Continuous Supervision before RBI
Risk Based Inspections (RBI) has become a bit of a buzz phrase in the EEHA industry of late. Operators are increasingly looking at RBI in an effort to improve efficiency of their maintenance processes, without compromising safety, or production. While RBI promises both those things, the guidelines still include a requirement to complete 100% periodic visual inspections and, the biggest hurdle, a 6 year implementation timeline required to collect enough data to use a fully functional RBI strategy.
6 years is a long time to wait to see return on the investment on any project. One option to reduce this time would be to implement a Continuous Supervision (CS) strategy (inspecting as part of day-to-day operations) as a precursor to RBI. CS can smooth the transition to RBI by starting the data collection process while realising benefits almost immediately.

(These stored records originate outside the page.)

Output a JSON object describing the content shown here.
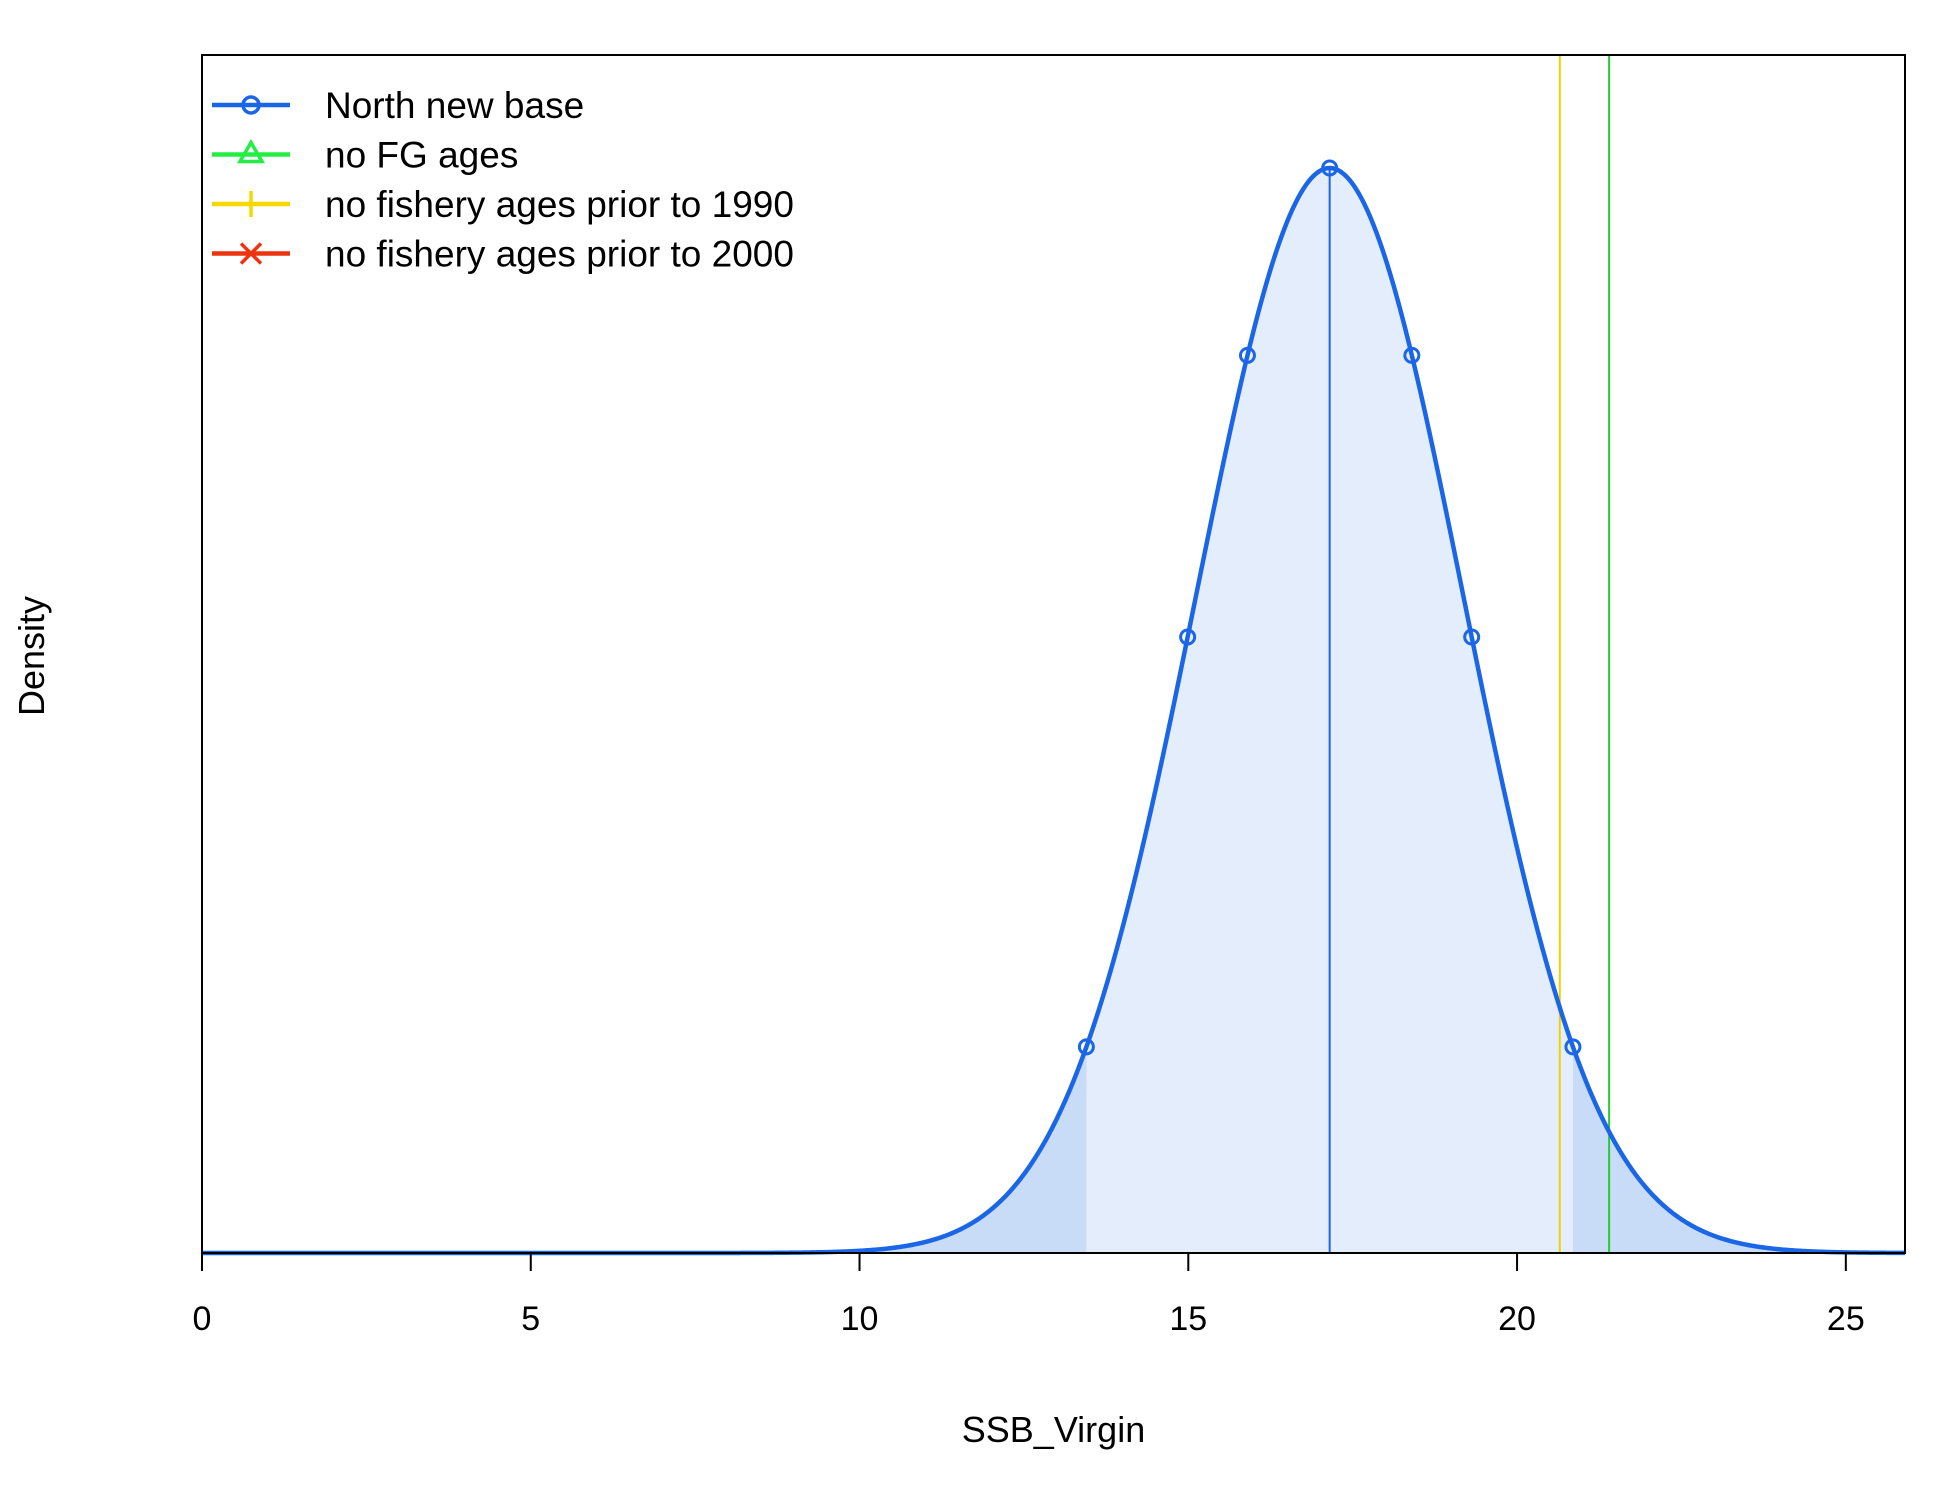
{
  "chart_data": {
    "type": "area",
    "title": "",
    "xlabel": "SSB_Virgin",
    "ylabel": "Density",
    "xlim": [
      0,
      25.9
    ],
    "x_ticks": [
      0,
      5,
      10,
      15,
      20,
      25
    ],
    "y_ticks_shown": false,
    "legend_position": "top-left",
    "distribution": {
      "series": "North new base",
      "shape": "normal",
      "mean": 17.15,
      "sd": 2.03,
      "interval_95": [
        13.45,
        20.85
      ],
      "curve_markers_x": [
        13.45,
        14.99,
        15.9,
        17.15,
        18.4,
        19.31,
        20.85
      ],
      "color": "#1a66e6",
      "fill_inner": "#e3edfc",
      "fill_tails": "#c9dcf7"
    },
    "point_estimates": [
      {
        "series": "North new base",
        "x": 17.15,
        "color": "#1a66e6"
      },
      {
        "series": "no FG ages",
        "x": 21.4,
        "color": "#22cc33"
      },
      {
        "series": "no fishery ages prior to 1990",
        "x": 20.65,
        "color": "#f0d000"
      }
    ],
    "series": [
      {
        "name": "North new base",
        "color": "#1a66e6",
        "marker": "circle"
      },
      {
        "name": "no FG ages",
        "color": "#22ee44",
        "marker": "triangle"
      },
      {
        "name": "no fishery ages prior to 1990",
        "color": "#f5d800",
        "marker": "plus"
      },
      {
        "name": "no fishery ages prior to 2000",
        "color": "#ee3311",
        "marker": "cross"
      }
    ]
  }
}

The benefits to implementation of a CS strategy first are:
- Minimal process changes as similar records are likely already being created. As routine maintenance is completed its common practice to complete a short form sign off for the work. Including a quick check sheet in this process and filing the record appropriately in the dossier allows credit to be taken for the inspection.
- Chipping away at inspections as part or daily operations and maintenance means that at the end of your normal 4yearly inspection cycle a large number of your visual inspections are already done. This means inspection campaigns, time and cost, are heavily reduced (>50% is achievable with the right approach).
- You don’t have to put RBI on hold to implement. You start collecting up to date data immediately and can start using it in planning the implementation of an RBI strategy.
With these factors considered it’s seemingly a no brainer to implement CS as a precursor to a RBI strategy.